Edward Albee won his third Pulitzer prize for this 1991 play. Belatedly it now makes its Broadway debut a year and a half after his death. Following last year’s West End revivals of his early 1960s masterpiece Who’s Afraid of Virginia Woolf? and his provocative 2000 play The Goat, or Who is Sylvia?, this magisterial revival confirms what a bold and formally inventive playwright he was.
Three Tall Women is unarguably his most personal work. Like his own version of Tennessee Williams’s The Glass Menagerie, it puts his own adopted mother under a fierce but also ultimately surprisingly compassionate spotlight while revealing why he walked out on his home as a young man.
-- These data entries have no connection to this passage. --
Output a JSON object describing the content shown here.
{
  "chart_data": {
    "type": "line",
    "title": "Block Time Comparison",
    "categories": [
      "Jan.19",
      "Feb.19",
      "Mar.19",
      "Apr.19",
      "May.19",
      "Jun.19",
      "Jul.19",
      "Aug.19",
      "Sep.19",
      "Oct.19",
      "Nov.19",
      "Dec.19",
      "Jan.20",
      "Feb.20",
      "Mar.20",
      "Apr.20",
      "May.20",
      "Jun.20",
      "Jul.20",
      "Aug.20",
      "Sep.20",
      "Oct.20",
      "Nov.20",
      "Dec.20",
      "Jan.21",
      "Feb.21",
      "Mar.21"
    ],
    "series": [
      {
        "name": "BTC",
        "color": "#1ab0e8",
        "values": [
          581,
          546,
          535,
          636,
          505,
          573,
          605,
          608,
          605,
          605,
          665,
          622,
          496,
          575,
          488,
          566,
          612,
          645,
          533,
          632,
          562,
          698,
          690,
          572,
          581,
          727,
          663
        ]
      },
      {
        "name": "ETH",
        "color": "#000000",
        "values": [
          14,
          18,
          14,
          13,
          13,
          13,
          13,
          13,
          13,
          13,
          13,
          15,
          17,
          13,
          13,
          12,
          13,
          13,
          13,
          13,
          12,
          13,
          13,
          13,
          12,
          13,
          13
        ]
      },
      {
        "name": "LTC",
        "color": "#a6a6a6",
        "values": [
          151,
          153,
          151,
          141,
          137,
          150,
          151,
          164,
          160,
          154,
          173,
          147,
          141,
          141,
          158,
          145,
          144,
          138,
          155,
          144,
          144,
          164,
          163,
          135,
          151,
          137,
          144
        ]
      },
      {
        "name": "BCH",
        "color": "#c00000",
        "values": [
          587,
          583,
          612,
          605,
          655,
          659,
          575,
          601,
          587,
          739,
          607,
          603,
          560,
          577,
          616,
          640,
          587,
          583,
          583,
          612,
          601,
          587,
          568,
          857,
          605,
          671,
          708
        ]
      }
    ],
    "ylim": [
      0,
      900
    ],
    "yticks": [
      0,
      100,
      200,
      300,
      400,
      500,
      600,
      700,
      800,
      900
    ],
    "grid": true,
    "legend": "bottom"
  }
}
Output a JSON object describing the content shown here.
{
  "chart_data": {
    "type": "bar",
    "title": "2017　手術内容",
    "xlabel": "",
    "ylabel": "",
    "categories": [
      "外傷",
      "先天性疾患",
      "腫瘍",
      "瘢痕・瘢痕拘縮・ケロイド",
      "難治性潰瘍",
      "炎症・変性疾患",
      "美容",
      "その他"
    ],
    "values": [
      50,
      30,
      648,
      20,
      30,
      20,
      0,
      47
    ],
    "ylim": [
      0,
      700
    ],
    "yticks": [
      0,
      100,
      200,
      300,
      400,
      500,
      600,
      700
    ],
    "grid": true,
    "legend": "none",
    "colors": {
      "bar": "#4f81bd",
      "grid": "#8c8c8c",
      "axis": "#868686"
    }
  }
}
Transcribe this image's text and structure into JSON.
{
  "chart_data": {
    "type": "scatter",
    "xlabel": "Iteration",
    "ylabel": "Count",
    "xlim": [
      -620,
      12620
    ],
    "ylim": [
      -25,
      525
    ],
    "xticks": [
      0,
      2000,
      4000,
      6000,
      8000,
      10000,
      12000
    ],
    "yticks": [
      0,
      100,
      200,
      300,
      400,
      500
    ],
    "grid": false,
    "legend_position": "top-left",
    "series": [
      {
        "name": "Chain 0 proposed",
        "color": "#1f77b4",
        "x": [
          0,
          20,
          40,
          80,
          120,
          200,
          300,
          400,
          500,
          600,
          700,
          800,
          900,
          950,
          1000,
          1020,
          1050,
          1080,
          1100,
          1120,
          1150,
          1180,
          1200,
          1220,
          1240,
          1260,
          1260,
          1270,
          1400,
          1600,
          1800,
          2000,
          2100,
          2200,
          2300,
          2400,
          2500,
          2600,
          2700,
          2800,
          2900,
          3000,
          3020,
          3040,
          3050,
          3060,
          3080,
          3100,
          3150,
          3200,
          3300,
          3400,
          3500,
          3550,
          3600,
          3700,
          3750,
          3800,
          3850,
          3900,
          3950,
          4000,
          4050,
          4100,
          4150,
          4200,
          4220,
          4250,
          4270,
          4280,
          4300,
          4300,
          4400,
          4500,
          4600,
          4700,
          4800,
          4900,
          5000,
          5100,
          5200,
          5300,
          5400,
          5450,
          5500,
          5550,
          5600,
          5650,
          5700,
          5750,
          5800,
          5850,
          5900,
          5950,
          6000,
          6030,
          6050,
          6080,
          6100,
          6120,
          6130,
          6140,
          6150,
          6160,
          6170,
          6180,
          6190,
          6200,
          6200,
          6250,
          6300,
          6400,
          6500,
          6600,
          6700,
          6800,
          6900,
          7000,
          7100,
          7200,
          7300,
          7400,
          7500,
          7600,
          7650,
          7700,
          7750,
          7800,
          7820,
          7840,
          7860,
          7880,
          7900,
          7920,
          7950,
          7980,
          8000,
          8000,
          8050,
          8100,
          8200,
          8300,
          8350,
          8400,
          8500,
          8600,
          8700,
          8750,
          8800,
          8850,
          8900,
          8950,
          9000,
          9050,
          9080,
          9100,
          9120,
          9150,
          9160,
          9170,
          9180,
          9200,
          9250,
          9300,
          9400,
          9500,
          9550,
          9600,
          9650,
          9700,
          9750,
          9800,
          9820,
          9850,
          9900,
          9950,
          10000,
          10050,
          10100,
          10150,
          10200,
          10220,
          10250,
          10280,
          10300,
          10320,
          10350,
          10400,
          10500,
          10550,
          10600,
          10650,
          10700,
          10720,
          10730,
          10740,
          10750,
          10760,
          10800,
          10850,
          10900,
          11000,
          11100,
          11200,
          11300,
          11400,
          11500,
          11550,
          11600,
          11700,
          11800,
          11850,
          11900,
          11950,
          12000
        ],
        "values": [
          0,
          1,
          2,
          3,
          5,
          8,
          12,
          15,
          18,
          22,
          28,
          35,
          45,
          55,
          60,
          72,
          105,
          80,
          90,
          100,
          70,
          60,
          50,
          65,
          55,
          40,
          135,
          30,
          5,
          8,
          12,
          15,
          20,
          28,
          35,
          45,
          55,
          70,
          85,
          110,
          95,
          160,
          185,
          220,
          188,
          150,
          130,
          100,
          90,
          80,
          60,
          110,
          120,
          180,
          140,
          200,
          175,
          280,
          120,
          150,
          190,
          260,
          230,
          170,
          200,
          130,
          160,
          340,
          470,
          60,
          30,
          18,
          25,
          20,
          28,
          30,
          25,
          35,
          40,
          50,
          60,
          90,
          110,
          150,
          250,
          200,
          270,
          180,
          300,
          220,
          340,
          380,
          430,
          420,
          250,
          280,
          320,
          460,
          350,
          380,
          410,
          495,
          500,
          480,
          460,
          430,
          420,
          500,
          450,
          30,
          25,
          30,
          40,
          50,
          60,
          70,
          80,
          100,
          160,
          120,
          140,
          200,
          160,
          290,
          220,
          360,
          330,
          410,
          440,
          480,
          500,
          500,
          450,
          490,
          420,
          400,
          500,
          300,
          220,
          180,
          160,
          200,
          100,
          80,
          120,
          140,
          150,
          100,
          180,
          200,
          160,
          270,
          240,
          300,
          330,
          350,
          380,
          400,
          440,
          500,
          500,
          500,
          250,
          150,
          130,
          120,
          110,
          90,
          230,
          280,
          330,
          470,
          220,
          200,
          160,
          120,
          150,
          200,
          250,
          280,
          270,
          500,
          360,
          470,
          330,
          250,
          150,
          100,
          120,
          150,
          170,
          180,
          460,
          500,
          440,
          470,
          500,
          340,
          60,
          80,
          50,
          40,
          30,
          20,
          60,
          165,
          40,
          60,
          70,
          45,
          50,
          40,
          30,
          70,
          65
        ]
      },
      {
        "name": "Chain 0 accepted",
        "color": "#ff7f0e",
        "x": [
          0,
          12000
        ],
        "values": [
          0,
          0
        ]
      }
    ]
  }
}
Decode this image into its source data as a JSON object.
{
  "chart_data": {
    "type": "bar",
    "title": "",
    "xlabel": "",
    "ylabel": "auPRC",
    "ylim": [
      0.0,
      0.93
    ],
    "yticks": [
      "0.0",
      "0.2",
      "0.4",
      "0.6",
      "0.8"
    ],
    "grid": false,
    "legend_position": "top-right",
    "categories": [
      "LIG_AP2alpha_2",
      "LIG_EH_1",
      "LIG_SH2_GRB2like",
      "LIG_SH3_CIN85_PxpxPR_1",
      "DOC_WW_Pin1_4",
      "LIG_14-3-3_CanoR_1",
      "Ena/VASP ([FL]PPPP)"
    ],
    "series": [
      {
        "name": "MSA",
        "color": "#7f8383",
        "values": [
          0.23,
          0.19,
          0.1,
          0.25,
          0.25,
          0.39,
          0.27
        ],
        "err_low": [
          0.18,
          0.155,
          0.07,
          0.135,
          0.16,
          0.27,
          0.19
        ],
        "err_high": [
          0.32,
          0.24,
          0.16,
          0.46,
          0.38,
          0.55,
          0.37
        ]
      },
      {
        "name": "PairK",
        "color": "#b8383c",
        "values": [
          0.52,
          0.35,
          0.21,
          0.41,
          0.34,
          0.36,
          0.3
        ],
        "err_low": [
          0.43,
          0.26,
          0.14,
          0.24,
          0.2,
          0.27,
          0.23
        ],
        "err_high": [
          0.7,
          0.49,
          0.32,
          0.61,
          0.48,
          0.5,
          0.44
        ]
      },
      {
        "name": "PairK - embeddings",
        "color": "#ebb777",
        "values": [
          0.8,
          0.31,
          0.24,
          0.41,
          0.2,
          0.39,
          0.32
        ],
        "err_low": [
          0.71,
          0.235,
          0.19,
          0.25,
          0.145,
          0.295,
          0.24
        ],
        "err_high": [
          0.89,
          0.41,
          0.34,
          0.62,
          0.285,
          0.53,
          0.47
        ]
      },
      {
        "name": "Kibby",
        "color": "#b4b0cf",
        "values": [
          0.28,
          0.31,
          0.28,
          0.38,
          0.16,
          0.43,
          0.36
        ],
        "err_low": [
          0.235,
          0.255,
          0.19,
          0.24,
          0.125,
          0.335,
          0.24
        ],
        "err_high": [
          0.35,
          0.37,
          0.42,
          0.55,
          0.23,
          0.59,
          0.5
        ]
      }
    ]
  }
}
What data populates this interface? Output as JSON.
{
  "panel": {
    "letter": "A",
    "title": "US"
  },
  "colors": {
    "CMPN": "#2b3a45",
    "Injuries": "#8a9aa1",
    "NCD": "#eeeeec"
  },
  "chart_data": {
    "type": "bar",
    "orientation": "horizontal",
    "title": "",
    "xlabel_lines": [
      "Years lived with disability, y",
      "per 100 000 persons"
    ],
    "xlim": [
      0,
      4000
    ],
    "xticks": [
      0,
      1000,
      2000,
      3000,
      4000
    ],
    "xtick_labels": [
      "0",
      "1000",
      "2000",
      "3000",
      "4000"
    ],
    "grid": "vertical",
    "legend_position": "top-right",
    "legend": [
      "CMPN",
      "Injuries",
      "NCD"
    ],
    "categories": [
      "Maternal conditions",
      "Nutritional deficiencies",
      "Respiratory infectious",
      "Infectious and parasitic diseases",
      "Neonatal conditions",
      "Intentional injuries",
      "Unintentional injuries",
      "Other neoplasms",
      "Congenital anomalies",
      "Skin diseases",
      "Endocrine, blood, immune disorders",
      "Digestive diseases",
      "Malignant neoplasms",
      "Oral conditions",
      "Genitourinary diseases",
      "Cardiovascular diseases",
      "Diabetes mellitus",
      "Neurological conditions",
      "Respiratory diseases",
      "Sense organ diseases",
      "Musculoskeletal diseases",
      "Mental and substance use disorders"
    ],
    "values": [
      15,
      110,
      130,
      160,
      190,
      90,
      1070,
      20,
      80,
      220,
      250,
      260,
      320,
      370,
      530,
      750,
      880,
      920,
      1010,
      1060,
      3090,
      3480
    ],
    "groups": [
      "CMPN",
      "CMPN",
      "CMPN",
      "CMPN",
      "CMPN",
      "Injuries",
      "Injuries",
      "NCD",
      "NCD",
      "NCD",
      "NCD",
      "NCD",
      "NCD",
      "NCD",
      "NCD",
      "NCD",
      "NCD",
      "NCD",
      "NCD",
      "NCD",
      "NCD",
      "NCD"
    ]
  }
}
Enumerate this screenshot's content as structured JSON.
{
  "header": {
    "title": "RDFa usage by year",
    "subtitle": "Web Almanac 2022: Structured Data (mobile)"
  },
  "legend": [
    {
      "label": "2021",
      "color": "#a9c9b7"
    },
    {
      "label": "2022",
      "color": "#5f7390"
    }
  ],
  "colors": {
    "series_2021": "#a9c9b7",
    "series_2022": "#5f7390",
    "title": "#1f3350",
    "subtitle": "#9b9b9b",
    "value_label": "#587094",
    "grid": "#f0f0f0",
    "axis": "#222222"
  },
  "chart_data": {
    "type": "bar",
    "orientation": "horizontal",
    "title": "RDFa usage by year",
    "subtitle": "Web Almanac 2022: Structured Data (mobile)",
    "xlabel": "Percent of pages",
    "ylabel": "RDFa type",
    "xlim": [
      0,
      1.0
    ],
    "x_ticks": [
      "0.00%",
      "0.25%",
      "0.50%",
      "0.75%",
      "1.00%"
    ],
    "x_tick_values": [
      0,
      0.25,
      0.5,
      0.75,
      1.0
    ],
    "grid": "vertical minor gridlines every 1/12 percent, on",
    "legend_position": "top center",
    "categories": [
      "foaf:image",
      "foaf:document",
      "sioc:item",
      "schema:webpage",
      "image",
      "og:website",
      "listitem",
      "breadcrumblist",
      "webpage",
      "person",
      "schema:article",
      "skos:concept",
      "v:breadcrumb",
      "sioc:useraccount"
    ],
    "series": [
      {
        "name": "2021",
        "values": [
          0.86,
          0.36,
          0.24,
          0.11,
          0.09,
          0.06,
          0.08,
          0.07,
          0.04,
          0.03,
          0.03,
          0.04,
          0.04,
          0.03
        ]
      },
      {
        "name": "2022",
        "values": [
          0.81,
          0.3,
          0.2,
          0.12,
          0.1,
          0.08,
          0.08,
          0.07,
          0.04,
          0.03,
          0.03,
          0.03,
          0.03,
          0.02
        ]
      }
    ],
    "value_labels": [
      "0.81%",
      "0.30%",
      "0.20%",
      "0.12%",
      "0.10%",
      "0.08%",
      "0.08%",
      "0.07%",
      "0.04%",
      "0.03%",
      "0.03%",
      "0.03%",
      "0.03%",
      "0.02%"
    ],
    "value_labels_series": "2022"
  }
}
A haunting and mellow memory play, it’s an intimate, deeply etched portrait of a woman at three stages of her life: as a young woman of 26, a middle-aged 52 year old, and an old woman of 92 (though she claims she’s actually 91), slipping into dementia.
Albee has said that the writing of the play was “a kind of exorcism. And I didn’t end up any more fond of the woman after I finished it than when I started.”
Through the captivating performances of Glenda Jackson, Laurie Metcalf and Alison Pill, playing the role with angry defiance, weary disappointment and eager expectation respectively, the play provides a gripping, taunting picture of the life decisions that shape who we become.
These are three actors of real stage pedigree who have also earned above-the-marquee status for their film work. As the ageing matriarch, Jackson follows her King Lear for the Old Vic with another stunning performance, one equally full of rage as of helplessness. She has a stern, formidable countenance, but to see her face fall into confusion is truly moving. Her phenomenal voice, with a lightly worn patrician American accent, is full of grace but also grit.
Metcalf has long been an American stage great, as well being recently Oscar-nominated for Lady Bird, and she’s mesmerising in her brittle, wounded intensity as the middle-aged woman, her pain as palpable as her disappointment, looking on in wary horror at what she will one day become. Alison Pill is both poised and poignant, morphing from a legal assistant who comes to sort out her papers to embodying the character’s younger self. Albee’s play elides effortlessly between each of their statuses, and in Joe Mantello’s beautifully calibrated production these three tall women seamlessly become one.
It’s an acting masterclass, but it also contains a coup de theatre that it would be wrong to reveal. Suffice to say that Miriam Buether’s handsome bedroom set – all cream and soft furnishings – turns out to conceal its own harrowing character.